Und so flogen die folgenden Jahre in seinem Geist an ihm vorrüber. Die Unterstadt, die Dunkle Fürstin, die Suche nach einer neuen Seuche, eine Vereinigung, das Auge der Horde. Die Rückkehr der Ahn´Qiraj, die Öffnung des dunklen Portals, seine Studien der Illidari und seine folgenden Studien der alten Götter bis zu seinem offensichtlichen Verrat am Auge. Letzteres überdachte er wieder und wieder. Er hatte ein Experiment gewagt, hatte sich näher an verbotene Wahrheiten über Azeroth gewagt als selbst die Zwielichthämmer hätten erahnen können. Und wie er erwartet hatte, war sein erster Versuch gescheitert, doch hatte er wichtige Erkenntnisse errungen.
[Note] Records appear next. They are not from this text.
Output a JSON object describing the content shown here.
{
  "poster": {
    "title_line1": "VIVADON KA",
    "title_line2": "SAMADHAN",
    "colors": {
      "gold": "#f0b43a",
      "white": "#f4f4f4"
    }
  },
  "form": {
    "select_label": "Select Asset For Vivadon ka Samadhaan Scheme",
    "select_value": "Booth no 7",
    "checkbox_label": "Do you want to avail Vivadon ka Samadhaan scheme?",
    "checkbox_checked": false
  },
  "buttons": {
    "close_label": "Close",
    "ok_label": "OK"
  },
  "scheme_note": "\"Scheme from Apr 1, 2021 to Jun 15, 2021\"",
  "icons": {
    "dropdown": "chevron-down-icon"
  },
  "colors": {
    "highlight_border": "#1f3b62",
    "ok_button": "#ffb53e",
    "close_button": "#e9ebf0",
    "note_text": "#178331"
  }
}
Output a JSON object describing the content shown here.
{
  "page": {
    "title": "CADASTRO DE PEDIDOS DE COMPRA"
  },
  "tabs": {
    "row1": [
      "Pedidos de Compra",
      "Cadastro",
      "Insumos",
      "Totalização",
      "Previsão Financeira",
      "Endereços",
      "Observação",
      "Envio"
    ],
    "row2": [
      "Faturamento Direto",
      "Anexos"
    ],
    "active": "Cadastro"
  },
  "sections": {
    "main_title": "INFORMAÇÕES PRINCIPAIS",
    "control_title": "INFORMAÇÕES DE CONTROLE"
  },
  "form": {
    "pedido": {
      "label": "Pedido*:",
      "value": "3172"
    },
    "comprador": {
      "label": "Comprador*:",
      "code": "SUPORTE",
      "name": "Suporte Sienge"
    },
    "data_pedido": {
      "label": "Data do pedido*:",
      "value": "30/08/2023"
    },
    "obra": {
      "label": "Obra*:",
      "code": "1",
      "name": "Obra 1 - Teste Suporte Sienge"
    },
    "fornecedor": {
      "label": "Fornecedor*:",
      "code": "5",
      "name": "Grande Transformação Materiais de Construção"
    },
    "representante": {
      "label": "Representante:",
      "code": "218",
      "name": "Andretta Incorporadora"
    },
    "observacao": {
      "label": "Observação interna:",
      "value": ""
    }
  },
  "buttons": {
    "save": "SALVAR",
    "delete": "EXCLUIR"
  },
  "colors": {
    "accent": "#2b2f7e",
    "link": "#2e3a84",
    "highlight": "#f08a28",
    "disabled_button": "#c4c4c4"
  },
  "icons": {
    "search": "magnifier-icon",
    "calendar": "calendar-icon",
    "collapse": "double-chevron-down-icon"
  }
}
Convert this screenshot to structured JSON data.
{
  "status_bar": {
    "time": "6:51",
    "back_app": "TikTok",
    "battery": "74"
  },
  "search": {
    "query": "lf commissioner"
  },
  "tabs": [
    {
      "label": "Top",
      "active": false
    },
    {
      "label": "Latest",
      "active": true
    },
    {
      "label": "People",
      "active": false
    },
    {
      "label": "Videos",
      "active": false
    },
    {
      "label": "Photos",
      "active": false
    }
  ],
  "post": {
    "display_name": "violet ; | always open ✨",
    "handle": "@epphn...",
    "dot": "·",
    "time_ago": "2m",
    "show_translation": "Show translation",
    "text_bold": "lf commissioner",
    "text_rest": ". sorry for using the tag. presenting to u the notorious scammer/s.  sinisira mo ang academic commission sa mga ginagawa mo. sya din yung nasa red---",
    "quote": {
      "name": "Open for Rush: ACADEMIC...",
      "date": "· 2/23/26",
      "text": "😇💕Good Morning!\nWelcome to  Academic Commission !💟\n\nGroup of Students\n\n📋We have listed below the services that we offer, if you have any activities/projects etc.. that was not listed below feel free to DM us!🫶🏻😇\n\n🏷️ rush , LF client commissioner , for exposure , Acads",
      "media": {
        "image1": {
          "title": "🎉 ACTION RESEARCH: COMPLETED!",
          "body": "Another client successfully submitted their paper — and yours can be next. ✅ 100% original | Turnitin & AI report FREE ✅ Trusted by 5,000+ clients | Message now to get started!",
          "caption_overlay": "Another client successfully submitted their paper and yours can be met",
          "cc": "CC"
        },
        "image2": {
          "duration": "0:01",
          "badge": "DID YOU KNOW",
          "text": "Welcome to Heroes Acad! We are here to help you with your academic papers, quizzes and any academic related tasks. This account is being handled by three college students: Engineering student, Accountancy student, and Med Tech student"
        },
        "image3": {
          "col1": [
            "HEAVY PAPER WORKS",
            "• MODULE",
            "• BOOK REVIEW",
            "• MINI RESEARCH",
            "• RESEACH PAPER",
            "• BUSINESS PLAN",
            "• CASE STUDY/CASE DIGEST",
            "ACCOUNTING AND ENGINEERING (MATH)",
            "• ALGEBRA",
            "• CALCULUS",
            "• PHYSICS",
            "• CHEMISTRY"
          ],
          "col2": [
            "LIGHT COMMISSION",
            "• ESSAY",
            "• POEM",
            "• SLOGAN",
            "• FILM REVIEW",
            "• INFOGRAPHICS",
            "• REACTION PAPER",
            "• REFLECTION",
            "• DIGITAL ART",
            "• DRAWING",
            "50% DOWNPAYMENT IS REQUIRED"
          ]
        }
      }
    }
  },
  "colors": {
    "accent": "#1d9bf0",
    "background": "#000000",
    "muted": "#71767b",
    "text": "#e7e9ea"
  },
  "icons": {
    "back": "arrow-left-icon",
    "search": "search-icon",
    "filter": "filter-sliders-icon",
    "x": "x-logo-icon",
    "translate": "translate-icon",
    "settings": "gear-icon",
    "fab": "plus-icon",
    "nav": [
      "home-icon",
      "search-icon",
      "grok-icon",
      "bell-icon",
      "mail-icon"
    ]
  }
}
Und schlussendlich war er hier gelandet, hatte sich in den wirbelnden Nether gerettet ehe er in eine von ihm selbst geöffnete Elementarebene stürzen konnte. Immer wieder überdachte er sein Sein. Dachte über seinen Feldversuch nach. Analysierte die urgewaltige Kraft, die sich in jener Höhle manifestiert hatte, die anwesend gewesen war und nach ihm geschrien hatte. Wie lange er nur dort schwebte und sich seiner Kontemplation ergab konnte er nicht sagen. Mag es ein Menschenleben gewesen sein oder ein dutzend.

Gedankengebilde wuchsen und brachen wieder in sich zusammen, ehe sie sich neu vor ihm auftürmten und zu Erkennissen wuchsen. Der Weg der Verlassenen war eine Lüge. Nicht die Grundidee, aber der Weg, die Organisation. Sie waren zu einem weiteren wohl organisierten Volk geworden. Nichts unterschied sie von den Orks oder den Trollen. Sie reihten sich in die Reihe von Völkern ein die entstanden, aufblühten und die, wie die Geschichte bewies, wieder verwelken würden. Ideen jedoch überstehen Jahrtausende.